O problema da liberdade, por exemplo –
quem deve ter liberdade?”, ou “a quem é boa a liberdade?” – já foi alvo das
considerações de Joaquim Nabuco, William Pitt, Frederick Douglas, Martin Luther
King e muitos outros abolicionistas.  Estes se perguntaram: “faz sentido
tratar um sujeito X com um conjunto de princípios diferentes, no que diz
respeito à sua liberdade, apenas em função de sua cor?
” A resposta a que
chegaram foi de que sendo todos humanos e, como humanos, apreciadores da
liberdade, não havia fundamento concreto para uma diferença de tratamento sobre
algo que é, fundamentalmente, o mesmo interesse (o interesse de manter-se
livre, o prazer que se extrai da percepção de liberdade e o sofrimento que se
extrai da negação da liberdade).
A pessoa moralmente informada sobre
questões interespecíficas, dotada de um pensamento universalista, despindo-se
de posições privilegiadas, simplifica a questão: a liberdade não deve ser
negada, então, a qualquer um capaz de conscientemente desejá-la
. Mesmo que
disso decorra prejuízo ou diminuição de prazer de alguém que, de uma posição privilegiada,
analise a questão.
Apesar de fazer avançar o tema, o
movimento abolicionista do final do século XIX e dos Direitos Civis dos anos
60, no entanto, não encerraram a questão da igual consideração de iguais
interesses – que, daqui em diante, trataremos apenas pelo jargão filosófico
Princípio da Igual Consideração de Interesses”. Vencida a batalha dos
abolicionistas ( obtida uma ampliação do universo de humanos aos quais são
devidas considerações morais igualitárias, que resultou no fim da escravidão no
mundo ocidental, embora não ainda no fim da discriminação) um outro conjunto de
sujeitos indicava que, agora, era a sua vez de ter seus pleito solucionado.
Stuart Mill, Lucretia Mott, Frances Willard e muitos homens e mulheres, por um
fundamento análogo, já repetiam a mesma pergunta que os abolicionistas
responderam: “faz sentido tratar um sujeito X com um conjunto de princípios
diferentes apenas em função de seu sexo?
”  O movimento sufragista,
primeira manifestação da onda feminista, reivindicava para as mulheres (que,
embora não sofressem restrições aos seus direitos tão severas quanto os
escravos, com certeza não podiam gozar da mesma liberdade e plenitude, enquanto
indivíduos, que as pessoas do sexo masculino) igual consideração em virtude dos
mesmos interesses.
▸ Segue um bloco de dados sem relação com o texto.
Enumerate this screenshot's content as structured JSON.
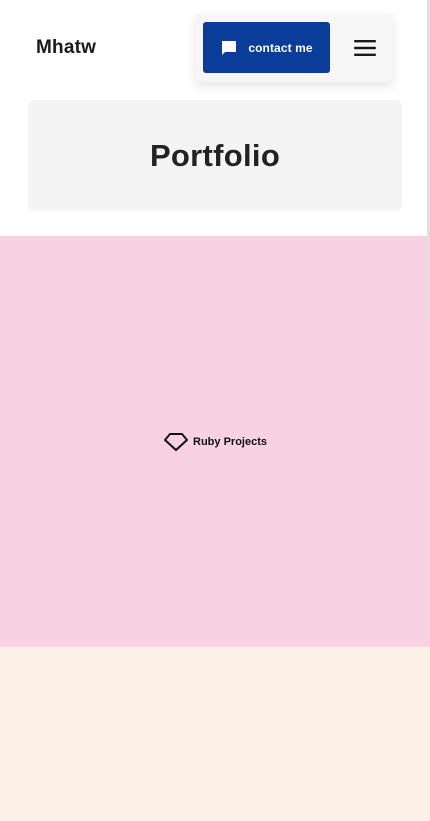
{
  "header": {
    "brand": "Mhatw",
    "contact_label": "contact me",
    "contact_icon": "chat-bubble-icon",
    "menu_icon": "hamburger-menu-icon"
  },
  "hero": {
    "title": "Portfolio"
  },
  "projects": [
    {
      "label": "Ruby Projects",
      "icon": "ruby-gem-icon",
      "background": "#f8d2e2"
    }
  ],
  "colors": {
    "accent": "#0a3d99",
    "pink_section": "#f8d2e2",
    "cream_section": "#fdf0e6"
  }
}
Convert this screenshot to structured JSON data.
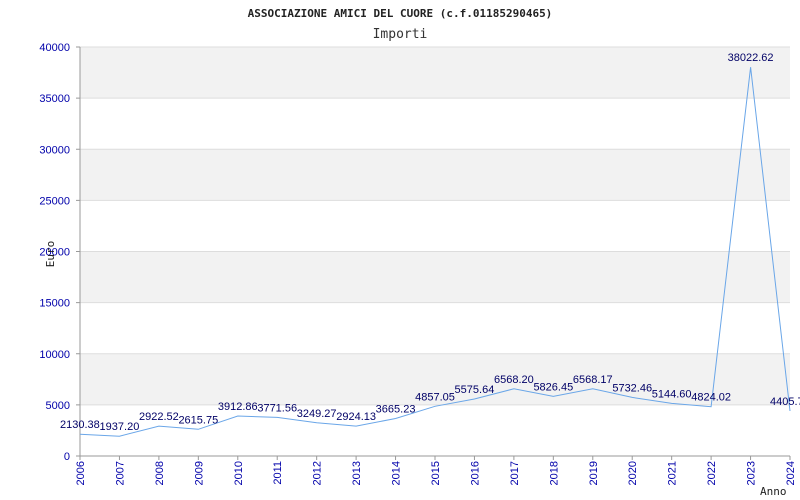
{
  "chart_data": {
    "type": "line",
    "title": "ASSOCIAZIONE AMICI DEL CUORE (c.f.01185290465)",
    "subtitle": "Importi",
    "xlabel": "Anno",
    "ylabel": "Euro",
    "categories": [
      "2006",
      "2007",
      "2008",
      "2009",
      "2010",
      "2011",
      "2012",
      "2013",
      "2014",
      "2015",
      "2016",
      "2017",
      "2018",
      "2019",
      "2020",
      "2021",
      "2022",
      "2023",
      "2024"
    ],
    "series": [
      {
        "values": [
          2130.38,
          1937.2,
          2922.52,
          2615.75,
          3912.86,
          3771.56,
          3249.27,
          2924.13,
          3665.23,
          4857.05,
          5575.64,
          6568.2,
          5826.45,
          6568.17,
          5732.46,
          5144.6,
          4824.02,
          38022.62,
          4405.7
        ],
        "labels": [
          "2130.38",
          "1937.20",
          "2922.52",
          "2615.75",
          "3912.86",
          "3771.56",
          "3249.27",
          "2924.13",
          "3665.23",
          "4857.05",
          "5575.64",
          "6568.20",
          "5826.45",
          "6568.17",
          "5732.46",
          "5144.60",
          "4824.02",
          "38022.62",
          "4405.7"
        ]
      }
    ],
    "ylim": [
      0,
      40000
    ],
    "yticks": [
      "0",
      "5000",
      "10000",
      "15000",
      "20000",
      "25000",
      "30000",
      "35000",
      "40000"
    ],
    "grid": true,
    "colors": {
      "line": "#6aa6e8",
      "band": "#f2f2f2",
      "tick_text": "#0000aa",
      "label_text": "#000066"
    }
  }
}
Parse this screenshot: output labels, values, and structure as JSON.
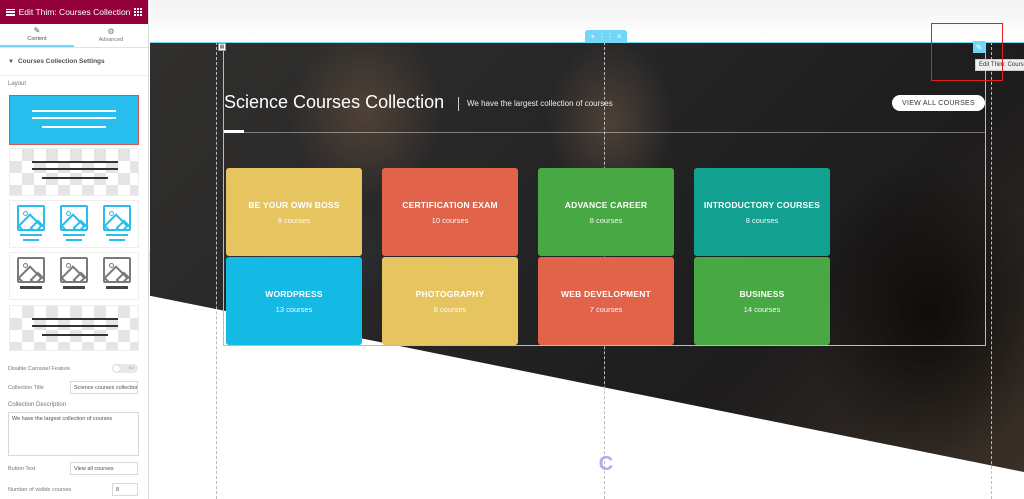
{
  "sidebar": {
    "header_title": "Edit Thim: Courses Collection",
    "tabs": [
      {
        "label": "Content"
      },
      {
        "label": "Advanced"
      }
    ],
    "section_title": "Courses Collection Settings",
    "layout_label": "Layout",
    "carousel_label": "Disable Carousel Feature",
    "carousel_toggle_text": "NO",
    "collection_title_label": "Collection Title",
    "collection_title_value": "Science courses collection",
    "collection_desc_label": "Collection Description",
    "collection_desc_value": "We have the largest collection of courses",
    "button_text_label": "Button Text",
    "button_text_value": "View all courses",
    "visible_courses_label": "Number of visible courses",
    "visible_courses_value": "8"
  },
  "canvas": {
    "collection_title": "Science Courses Collection",
    "collection_desc": "We have the largest collection of courses",
    "view_all_button": "VIEW ALL COURSES",
    "tooltip": "Edit Thim: Courses Collection",
    "tiles": [
      {
        "name": "Be your own boss",
        "count": "9 courses",
        "color": "#e6c460"
      },
      {
        "name": "Certification exam",
        "count": "10 courses",
        "color": "#e0634a"
      },
      {
        "name": "Advance career",
        "count": "8 courses",
        "color": "#47a844"
      },
      {
        "name": "Introductory courses",
        "count": "8 courses",
        "color": "#12a190"
      },
      {
        "name": "Wordpress",
        "count": "13 courses",
        "color": "#14b9e4"
      },
      {
        "name": "Photography",
        "count": "8 courses",
        "color": "#e6c460"
      },
      {
        "name": "Web Development",
        "count": "7 courses",
        "color": "#e0634a"
      },
      {
        "name": "Business",
        "count": "14 courses",
        "color": "#47a844"
      }
    ]
  },
  "colors": {
    "editor_header": "#93003c",
    "selection_accent": "#71d7f7",
    "layout_selected": "#27bdec",
    "highlight_red": "#e02020"
  }
}
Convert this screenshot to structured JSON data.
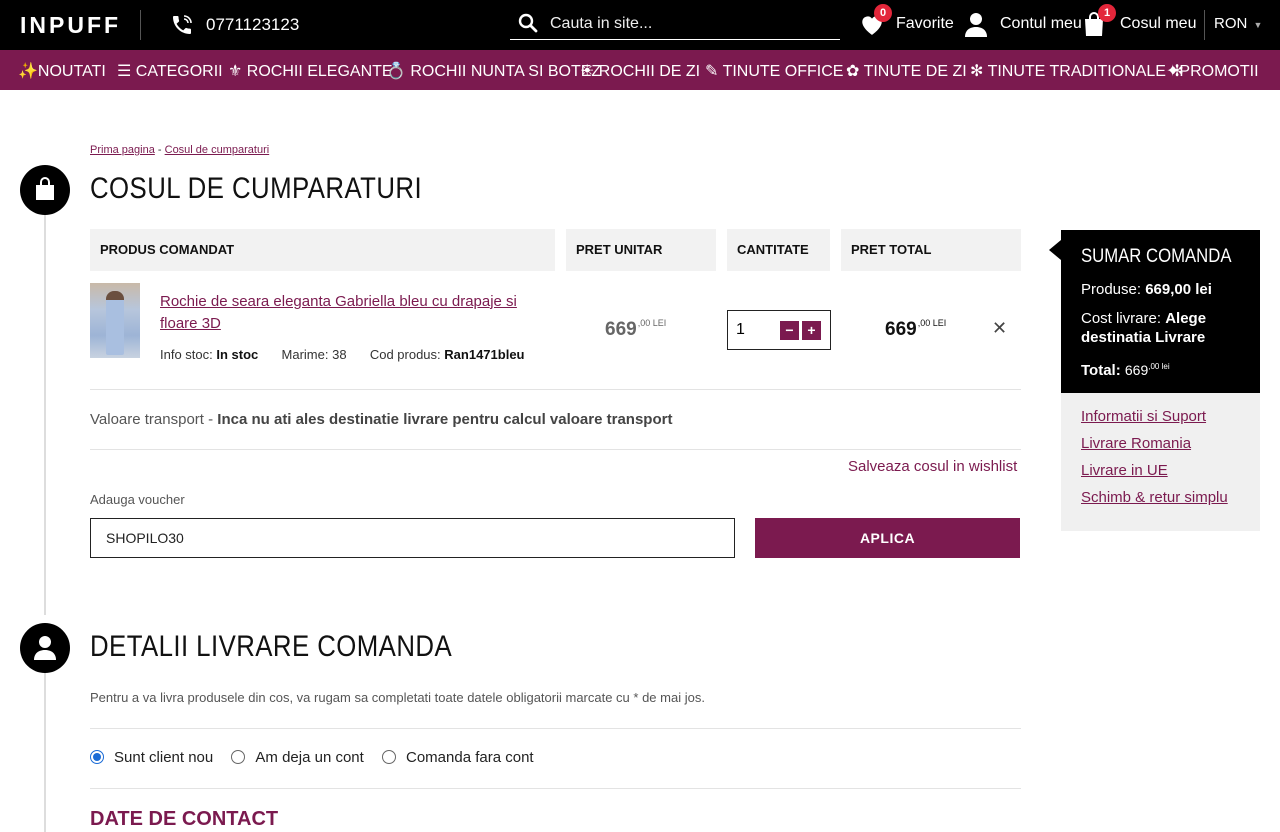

Em resumo, também invocavam o Princípio da Igual
Consideração de Interesses. A elas se opuseram, do mesmo modo que antes, o peso
da tradição e argumentos de posição privilegiada de igual formatação, mas o
pleito da “igual consideração para iguais interesses” era forte demais para ser
ignorado. E assim, a fronteira ética se ampliava mais uma vez.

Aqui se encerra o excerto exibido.